Mordfall Judith Thijsen: Tatverdächtigem drohte Sicherheitsverwahrung
19.04.16

Judith Thijsen wurde im vergangenen September umgebracht.

Der 48-jährige Straftäter, der auf einem Freigang aus dem Maßregelvollzug in Bad Rehburg im September Judith Thijsen getötet haben soll, wäre nach der Verbüßung seiner Haftstrafe und Beendigung seiner Therapie in Sicherheitsverwahrung gekommen.

Er war bereits wegen Vergewaltigung und sexueller Nötigung verurteilt. Das Landgericht Aurich hatte den Mann im Jahr 2012 zu knapp fünf Jahren Haft verurteilt sowie eine Unterbringung in einer Entziehungsklinik und anschließend in der Sicherheitsverwahrung angeordnet. Zunächst war der Mann nach der Verurteilung für elf Monate in einem regulären Gefängnis im Justizvollzug untergebracht worden. Im Januar 2013 folgte die Verlegung in den Maßregelvollzug, der neben der Strafe auch eine Therapie beinhaltet. In Bad Rehburg sollte die Alkoholsucht des Tatverdächtigen behandelt werden. Hier soll er im vergangenen Herbst auf einem Freigang Judith Thijsen umgebracht haben. Seit Donnerstag sitzt der 48-Jährige deshalb in Untersuchungshaft.


Seit Ende 2014 durfte er die Klinik in Bad Rehburg auch unbegleitet mehrmals verlassen. Eine externe Kommission aus mehreren Psychologen und Ärzten hatte dem damals zugestimmt. Auch die Staatsanwaltschaft in Aurich habe keine Erkenntnisse gehabt, die gegen eine entsprechende Lockerung sprachen, erklärt deren Pressesprecherin und Oberstaatsanwältin Dr. Katja Paulke gegenüber dieser Zeitung. Zum Zeitpunkt dieser Entscheidung seien die Richtlinien des Maßregelvollzuges anzuwenden gewesen, da die Sicherheitsverwahrung erst im Anschluss daran erfolgt wäre.

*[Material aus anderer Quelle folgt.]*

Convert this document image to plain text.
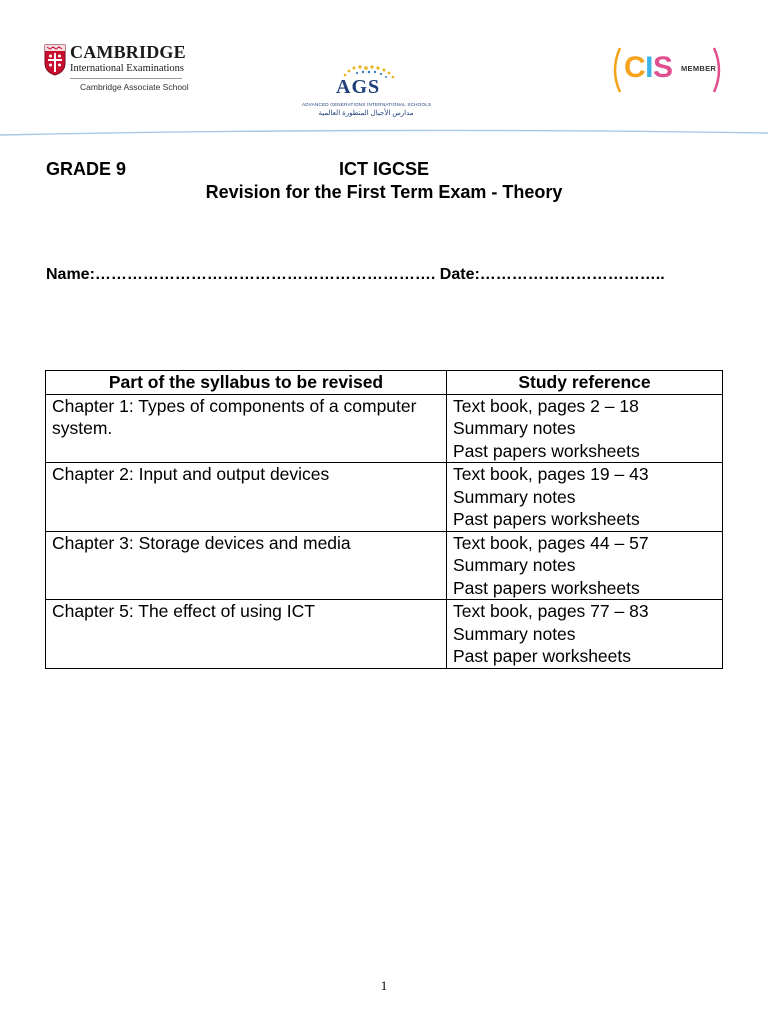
CAMBRIDGE
International Examinations
Cambridge Associate School	AGS
ADVANCED GENERATIONS INTERNATIONAL SCHOOLS
مدارس الأجيال المتطورة العالمية
CIS MEMBER
GRADE 9	ICT IGCSE
Revision for the First Term Exam - Theory
Name:………………………………………………………. Date:……………………………..
Part of the syllabus to be revised	Study reference
Chapter 1: Types of components of a computer system.	Text book, pages 2 – 18
Summary notes
Past papers worksheets

Chapter 2: Input and output devices	Text book, pages 19 – 43
Summary notes
Past papers worksheets

Chapter 3: Storage devices and media	Text book, pages 44 – 57
Summary notes
Past papers worksheets

Chapter 5: The effect of using ICT	Text book, pages 77 – 83
Summary notes
Past paper worksheets
1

Zuständig für den Maßregelvollzug ist das Sozialministerium. Erfolgt sei die Genehmigung der Vollzugslockerung durch die Vollzugsleitung des Maßregelvollzugszentrums Bad Rehburg nach vorheriger prognostischer Einschätzung und Befürwortung durch ein externes dreiköpfiges forenisisch-psychiatrisch erfahrenes Prognoseteam sowie mit Zustimmung der zuständigen Vollstreckungsbehörde, erklärt Uwe Hildebrandt, Pressesprecher des Ministeriums auf BlickPunkt-Nachfrage. Während der gesamten Unterbringungsdauer sei bei dem Tatverdächtigen sowohl innerhalb der Maßregelvollzugseinrichtung wie auch bei seinen Vollzugslockerungen kein Regelverstoß festgestellt worden. Jede Vollzugslockerung werde im therapeutischen Prozess vor- und nachbereitet. „Dies gilt auch für die Lockerungen, die der Tatverdächtige erhalten hat“, betont Hildebrandt.

Das Mordopfer war am 12. September vergangenen Jahres das letzte Mal lebend gesehen und am 20. September von Spaziergängern im Klosterwald Loccum tot aufgefunden worden.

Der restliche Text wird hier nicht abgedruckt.